Poetry Sleeves 

I received a question yesterday on Ravelry asking how I knit the pattern on the cuff of my “Poetry Cardigan”, the Brocade Leaves Cardigan, which is the cover photo, from the book Poetry in Stitches.

The paperback version of this book is still available here, and I would highly recommend purchasing it.  This is a book that is not only beautiful, but a great inspiration.  It should be on the library shelf of every knitter who is interested, or thinks that they might ever be, in Fair Isle knitting.  In my opinion, that should really include all knitters.  It is not as hard as you think (okay, perhaps these patterns are not for beginners), and so rewarding to see the pattern evolve.  At times, I can’t put my knitting down when an intricate pattern is involved, as each row gives me another peak into the final design.

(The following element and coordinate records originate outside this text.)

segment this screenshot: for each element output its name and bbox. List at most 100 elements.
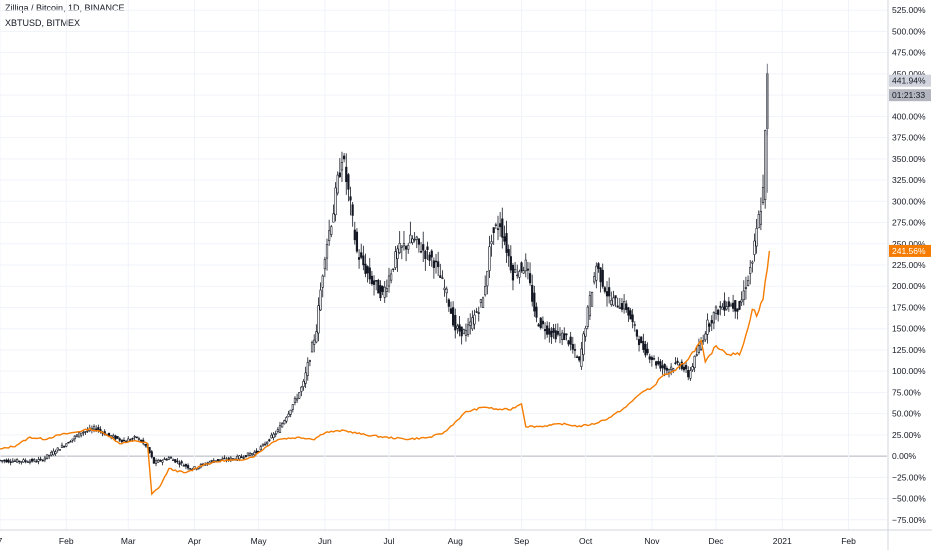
candle [742,280,745,306]
candle [372,275,376,296]
x-tick-label: Mar [121,536,136,546]
candle [276,427,279,434]
candle [157,458,160,463]
y-tick-label: 75.00% [892,387,921,397]
candle [22,458,25,463]
candle [375,280,378,291]
candle-body [56,447,59,451]
candle-body [302,381,305,387]
candle [58,449,61,451]
candle [648,353,651,364]
candle [584,325,587,342]
x-tick-label: 2021 [773,536,792,546]
y-tick-label: −50.00% [892,494,926,504]
candle [676,357,679,366]
candle [580,341,583,370]
candle [509,245,512,274]
candle-body [152,457,155,464]
candle-body [614,295,617,299]
candle [593,272,596,285]
y-tick-label: 125.00% [892,345,926,355]
candle-body [734,300,737,312]
candle [749,260,752,285]
y-tick-label: 375.00% [892,133,926,143]
candle [563,327,566,341]
candle [712,311,715,330]
x-tick-label: Feb [841,536,856,546]
candle-body [612,297,615,306]
candle-body [575,356,579,358]
candle-body [753,240,756,255]
candle [695,346,698,357]
candle-body [490,241,493,245]
candle-body [150,451,153,458]
candle-body [272,433,275,438]
candle [490,234,493,257]
candle [687,366,690,381]
y-tick-label: 25.00% [892,430,921,440]
candle-body [443,287,446,290]
candle [595,262,598,289]
candle-body [186,465,190,469]
candle [640,336,643,344]
candle-body [30,458,34,462]
candle [270,432,273,439]
candle-body [45,454,49,459]
main-series-legend[interactable]: Zilliqa / Bitcoin, 1D, BINANCE [5,3,125,13]
candle [552,324,555,339]
candle-body [428,254,431,261]
y-tick-label: 325.00% [892,175,926,185]
candle-body [321,275,324,288]
compare-series-line [0,251,771,496]
candle-body [723,300,726,311]
candle [599,267,602,293]
candle [635,329,639,341]
candle-body [39,458,42,461]
candle [719,301,722,316]
candle-body [413,238,416,241]
candle-body [364,263,367,274]
candle-body [655,361,658,366]
candle-body [315,331,318,343]
candle [623,294,626,314]
candle [71,438,74,443]
candle-body [608,287,611,297]
grid-layer [0,0,887,530]
candle [11,458,14,463]
candle [452,301,455,328]
candle [261,443,264,447]
candle [9,458,12,466]
candle-body [375,280,378,282]
compare-series-legend[interactable]: XBTUSD, BITMEX [5,18,81,28]
candle-body [381,286,384,292]
candle-body [172,459,175,461]
candle [306,357,309,381]
candle-body [22,459,25,463]
candle-body [253,452,256,456]
candle [588,291,592,321]
candle-body [84,431,87,433]
compare-line-layer [0,251,771,496]
candle [548,322,551,343]
candle-body [133,436,136,438]
x-tick-label: Dec [708,536,724,546]
candle-body [396,248,399,259]
candle [535,302,538,323]
candle-body [357,257,361,260]
candle [1,460,4,464]
candle-body [571,344,574,350]
candle [646,342,649,356]
candle [178,460,181,468]
candle-body [377,279,380,294]
candle-body [509,256,512,271]
candle-body [582,333,585,355]
candle-body [689,370,692,379]
candle-body [242,457,245,459]
candle [505,220,508,263]
candle [488,235,491,278]
candle-body [706,319,709,335]
candle-body [394,251,397,268]
candle-body [432,260,435,268]
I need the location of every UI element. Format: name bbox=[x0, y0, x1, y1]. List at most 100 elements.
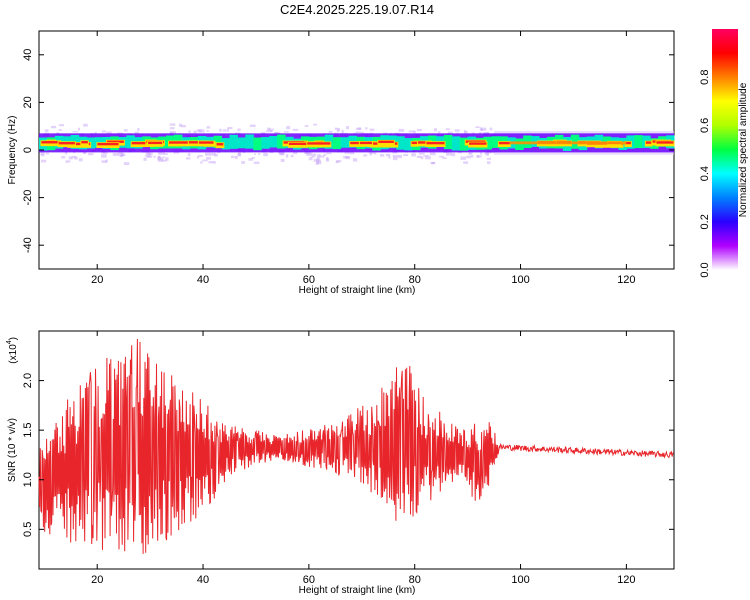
snr-y-axis-label: SNR (10 * v/v) bbox=[7, 418, 18, 482]
snr-series-line bbox=[38, 338, 674, 554]
spectral-band-mid bbox=[332, 137, 342, 150]
spectral-haze bbox=[363, 154, 368, 157]
spectral-hotspot bbox=[350, 141, 360, 145]
spectral-haze bbox=[463, 130, 467, 134]
spectral-haze bbox=[202, 159, 208, 162]
spectral-haze bbox=[253, 161, 260, 164]
spectral-haze bbox=[293, 151, 298, 155]
spectral-band-mid bbox=[277, 134, 286, 149]
spectral-haze bbox=[385, 153, 391, 157]
spectral-haze bbox=[308, 157, 313, 161]
spectral-haze bbox=[268, 128, 274, 131]
snr-y-tick-label: 0.5 bbox=[22, 522, 34, 537]
spectral-haze bbox=[178, 123, 183, 127]
spectral-haze bbox=[429, 152, 436, 156]
svg-text:(x104): (x104) bbox=[6, 337, 19, 364]
spectral-haze bbox=[416, 128, 422, 132]
spectral-band-mid bbox=[404, 138, 413, 151]
spectral-haze bbox=[489, 127, 493, 131]
spectral-hotspot bbox=[656, 141, 674, 144]
spectral-haze bbox=[230, 155, 235, 159]
spectral-haze bbox=[145, 153, 151, 158]
spectral-haze bbox=[169, 123, 176, 126]
spectrogram-x-axis-label: Height of straight line (km) bbox=[299, 285, 416, 296]
spectral-band-mid bbox=[126, 135, 135, 149]
spectral-haze bbox=[65, 160, 69, 163]
spectral-haze bbox=[165, 157, 169, 161]
spectral-haze bbox=[71, 155, 77, 159]
spectral-haze bbox=[350, 151, 355, 155]
spectral-haze bbox=[312, 153, 317, 157]
spectral-haze bbox=[206, 126, 211, 129]
spectral-haze bbox=[442, 157, 447, 159]
spectral-haze bbox=[157, 156, 162, 160]
spectral-band bbox=[39, 123, 675, 166]
spectral-hotspot bbox=[305, 142, 331, 145]
spectral-haze bbox=[323, 153, 326, 157]
spectral-haze bbox=[169, 127, 175, 130]
spectral-haze bbox=[344, 151, 351, 154]
spectral-haze bbox=[346, 126, 350, 130]
spectral-haze bbox=[388, 155, 391, 159]
snr-y-tick-label: 1.0 bbox=[22, 472, 34, 487]
spectral-haze bbox=[45, 152, 50, 155]
spectral-haze bbox=[72, 130, 78, 133]
spectral-ridge bbox=[509, 141, 627, 145]
spectral-haze bbox=[263, 152, 268, 157]
spectral-haze bbox=[341, 129, 344, 134]
snr-y-tick-label: 1.5 bbox=[22, 423, 34, 438]
spectral-haze bbox=[319, 155, 325, 158]
spectral-haze bbox=[315, 162, 319, 165]
spectral-haze bbox=[434, 128, 438, 132]
spectral-hotspot bbox=[148, 141, 163, 145]
spectral-hotspot bbox=[469, 142, 487, 145]
spectral-haze bbox=[119, 154, 124, 158]
spectral-band-mid bbox=[253, 137, 262, 151]
spectral-haze bbox=[267, 127, 271, 131]
spectral-haze bbox=[328, 130, 333, 134]
spectral-haze bbox=[285, 154, 289, 158]
spectral-haze bbox=[411, 153, 416, 157]
spectral-haze bbox=[120, 152, 125, 156]
spectral-haze bbox=[487, 161, 491, 165]
spectral-hotspot bbox=[288, 142, 307, 146]
spectral-haze bbox=[460, 156, 466, 160]
spectral-haze bbox=[44, 129, 49, 133]
spectral-haze bbox=[476, 155, 482, 158]
spectral-haze bbox=[352, 158, 358, 162]
spectral-haze bbox=[290, 154, 294, 158]
spectral-band-mid bbox=[229, 134, 238, 149]
spectral-haze bbox=[181, 125, 186, 128]
spectral-haze bbox=[157, 152, 161, 155]
snr-ticks: 20 40 60 80 100 120 0.5 1.0 1.5 2.0 bbox=[22, 331, 674, 586]
spectral-band-mid bbox=[245, 134, 254, 149]
spectral-haze bbox=[146, 156, 153, 158]
spectral-hotspot bbox=[131, 141, 153, 145]
spectral-haze bbox=[67, 160, 71, 163]
spectral-haze bbox=[188, 130, 191, 134]
snr-x-tick-label: 120 bbox=[617, 574, 635, 586]
spectral-hotspot bbox=[81, 141, 88, 144]
spectral-hotspot bbox=[498, 141, 510, 145]
spectral-haze bbox=[425, 156, 431, 160]
spectral-haze bbox=[437, 131, 441, 134]
spectral-haze bbox=[88, 152, 94, 156]
spectral-band-mid bbox=[237, 137, 246, 149]
colorbar-ticks: 0.0 0.2 0.4 0.6 0.8 bbox=[699, 70, 711, 278]
spectrogram-y-tick-label: 0 bbox=[22, 147, 34, 153]
spectral-hotspot bbox=[198, 141, 214, 144]
spectral-haze bbox=[484, 151, 489, 155]
spectral-haze bbox=[398, 128, 405, 132]
spectral-haze bbox=[206, 156, 211, 160]
spectral-haze bbox=[40, 151, 45, 156]
spectral-hotspot bbox=[625, 141, 631, 145]
spectral-hotspot bbox=[415, 141, 431, 144]
colorbar-tick-label: 0.0 bbox=[699, 262, 711, 277]
spectral-haze bbox=[337, 128, 340, 131]
spectral-haze bbox=[369, 152, 372, 156]
spectral-haze bbox=[365, 127, 368, 130]
spectral-band-mid bbox=[261, 137, 270, 149]
spectral-haze bbox=[248, 158, 254, 161]
spectral-haze bbox=[423, 154, 429, 157]
snr-y-tick-label: 2.0 bbox=[22, 373, 34, 388]
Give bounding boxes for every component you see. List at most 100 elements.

The question on the cuff was how to balance the large flower pattern on the cuff.  There is enough room for 2 full and a partial flower, and the pattern increases as the cuff widens.  The directions call for centering a flower on the front and adding partial flowers to the left and right.  This works very well, and by the time the flower pattern is finished you have increased enough to have almost 3 full flowers.  The change that I made here, and tend to do on most of my Fair Isle sleeves, is to knit the first and last stitch in each round in the background color.  This allows for easy increases that are in pattern, and you do not see the jog in the knitting that is apparent when you try to carry the fair isle around each and every stitch.  To me, it gives a nice “seam” effect to the sleeve.  I have done it the other way, and would not repeat that.

This photo is of  the Peony Cardigan from the same book.  On first glance, the sleeve undersides (where the increase are) looks fine, but it was a juggling act to get them to work properly.  By the way, I made this sweater when the pattern was first published in Interweave Knits.  I fell in love immediately, and ordered the kit to have the proper yarn and colors.  I think that this was my second Fair Isle project.  When I saw the book a couple of years later, I snatched it up immediately, even though money was very tight, as I love, love, love, Solveig Hisdal’s patterns and use of color.